After plunging into city comptroller's race Monday, the scandal-scarred ex-governor has only until midnight Thursday to collect 3,750 valid petition signatures to get on the Democratic primary ballot for September.

"It's going to be a tough burden," he said, clipboard and petition in hand, at his first campaign appearance Monday, though he has since said he's comfortable his campaign will meet the requirement. As the clock ticked Wednesday, spokeswoman Lisa Linden said the campaign was "diligently gathering signatures" and declined to comment further.

Experts say it's a formidable, but achievable, task in such a narrow timeframe.

"That's the real challenge, the four days," said Jerry Skurnik, a longtime New York Democratic consultant who isn't working with Spitzer. "It could be done, if they spend enough money and they're really organized."

Spitzer, a Democrat who resigned in his second year as governor after being identified as a client of a pricey escort service that was under federal investigation, moved quickly on getting signatures after announcing his surprise decision to seek New York City's top financial office.

His self-financed campaign posted an online ad Monday offering canvassers $12 an hour to gather signatures and set a petition-signing party for Wednesday evening. (But while the campaign is offering those incentives, consulting firm BrownMillerGroup said Wednesday that a report that signature-gatherers were getting $800 a day was inaccurate.)

The process can be painstaking. In Spitzer's case, signers need to be registered Democrats who live in the city and haven't signed another comptroller hopeful's petition. Signers must supply their names and addresses and date the forms, and signature-gatherers also have to fill out certain information.

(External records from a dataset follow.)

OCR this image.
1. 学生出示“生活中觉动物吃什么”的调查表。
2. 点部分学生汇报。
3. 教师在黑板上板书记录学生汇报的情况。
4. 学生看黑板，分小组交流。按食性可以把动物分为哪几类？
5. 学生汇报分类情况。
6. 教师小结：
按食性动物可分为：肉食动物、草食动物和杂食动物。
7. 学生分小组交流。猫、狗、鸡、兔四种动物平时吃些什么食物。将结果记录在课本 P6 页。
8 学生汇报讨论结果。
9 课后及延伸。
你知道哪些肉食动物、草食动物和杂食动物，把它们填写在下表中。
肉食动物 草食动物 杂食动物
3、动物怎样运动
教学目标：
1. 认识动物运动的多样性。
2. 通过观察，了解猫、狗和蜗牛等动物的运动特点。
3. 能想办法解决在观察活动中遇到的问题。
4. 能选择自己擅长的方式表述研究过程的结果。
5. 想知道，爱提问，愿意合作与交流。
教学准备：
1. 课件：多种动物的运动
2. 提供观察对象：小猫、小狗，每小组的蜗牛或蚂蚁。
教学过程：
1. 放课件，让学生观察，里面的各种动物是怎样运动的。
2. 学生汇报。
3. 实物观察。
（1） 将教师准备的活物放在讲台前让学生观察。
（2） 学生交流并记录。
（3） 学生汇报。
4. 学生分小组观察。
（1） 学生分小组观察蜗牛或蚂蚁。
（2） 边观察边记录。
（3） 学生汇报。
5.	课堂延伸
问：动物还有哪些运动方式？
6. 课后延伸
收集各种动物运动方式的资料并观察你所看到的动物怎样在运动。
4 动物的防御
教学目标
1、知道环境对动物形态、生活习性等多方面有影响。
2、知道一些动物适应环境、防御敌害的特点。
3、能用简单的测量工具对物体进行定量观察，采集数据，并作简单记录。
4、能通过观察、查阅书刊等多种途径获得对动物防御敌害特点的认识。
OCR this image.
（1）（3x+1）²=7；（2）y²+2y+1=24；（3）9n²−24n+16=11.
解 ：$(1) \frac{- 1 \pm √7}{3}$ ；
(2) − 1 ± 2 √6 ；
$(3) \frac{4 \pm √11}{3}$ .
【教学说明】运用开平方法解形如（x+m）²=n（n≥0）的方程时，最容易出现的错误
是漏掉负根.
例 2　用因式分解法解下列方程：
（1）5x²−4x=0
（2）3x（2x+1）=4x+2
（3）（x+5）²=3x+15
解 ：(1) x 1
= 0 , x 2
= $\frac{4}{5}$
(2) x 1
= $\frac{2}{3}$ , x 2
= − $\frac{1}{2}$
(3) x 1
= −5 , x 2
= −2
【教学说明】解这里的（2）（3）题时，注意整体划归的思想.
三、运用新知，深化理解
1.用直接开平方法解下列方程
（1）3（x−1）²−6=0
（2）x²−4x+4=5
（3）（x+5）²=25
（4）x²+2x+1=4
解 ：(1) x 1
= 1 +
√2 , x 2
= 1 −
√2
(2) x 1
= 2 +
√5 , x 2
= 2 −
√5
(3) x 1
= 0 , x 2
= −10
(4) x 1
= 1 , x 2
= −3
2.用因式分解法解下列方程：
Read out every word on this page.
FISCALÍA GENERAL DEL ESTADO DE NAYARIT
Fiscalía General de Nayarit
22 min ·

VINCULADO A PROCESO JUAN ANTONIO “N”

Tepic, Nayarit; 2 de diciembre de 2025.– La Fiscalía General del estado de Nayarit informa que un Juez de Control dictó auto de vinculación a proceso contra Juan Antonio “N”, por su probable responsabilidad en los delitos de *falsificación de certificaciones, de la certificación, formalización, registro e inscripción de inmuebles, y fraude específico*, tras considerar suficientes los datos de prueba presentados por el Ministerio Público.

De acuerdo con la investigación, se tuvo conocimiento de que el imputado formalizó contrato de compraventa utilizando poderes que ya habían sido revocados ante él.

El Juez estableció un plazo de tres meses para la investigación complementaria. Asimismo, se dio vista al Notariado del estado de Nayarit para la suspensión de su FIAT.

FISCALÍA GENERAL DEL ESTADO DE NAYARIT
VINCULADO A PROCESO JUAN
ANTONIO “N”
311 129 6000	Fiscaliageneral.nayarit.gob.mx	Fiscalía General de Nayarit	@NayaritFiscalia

City candidates were allowed to start petitioning in early June, and many did. Campaigns generally gather two to three times as many signatures as needed, in case some are challenged as having an incomplete address, a missing date, a signer who's not actually a registered Democrat, or other flaws.

Some candidates submit many extra signatures as a show of strength. Leading Spitzer rival Scott Stringer, a Democrat and currently the Manhattan borough president, has garnered upwards of 100,000 signatures, his campaign said.

His petitioners have been volunteers, campaign manager Sascha Owen said.

Spitzer has said he's aiming for 7,500 signatures. He picked up several himself Monday as he made his way through a Manhattan park, encircled by reporters.

Spitzer is trying to stress how he'd use his experience to create a more muscular comptroller's office. As attorney general before his time as governor, he became known for going after fraud, self-dealing and shady practices on Wall Street.

But he hasn't yet quieted criticism about the scandal that ended his political career.

Two women's-rights group leaders held a news conference Wednesday to denounce his candidacy. "Why would you vote for the guy who used women as objects" and threw the state into turmoil when the allegations came to light, asked Sonia Ossorio, the president of the National Organization for Women's New York City chapter.

And Spitzer faced continued questions in TV interviews about his conduct in office and after.

"It was alleged, and I did not deny, and I faced up to the allegation, acknowledged it – I had participated in seeing prostitutes. ... I tried as best as I could in the context of that moment to hold myself accountable by resigning," he said Tuesday night on "The Charlie Rose Show," which airs on PBS stations.

Spitzer was never charged with any crime. Asked on Tuesday night's show and on CNBC's "Squawk Box" Wednesday whether he had patronized prostitutes since his resignation, he said he hadn't.

Other comptroller contenders include Republican John Burnett, who has worked on Wall Street; Green Party candidate Juila Willebrand, a former teacher; and Libertarian Kristin Davis, a former madam.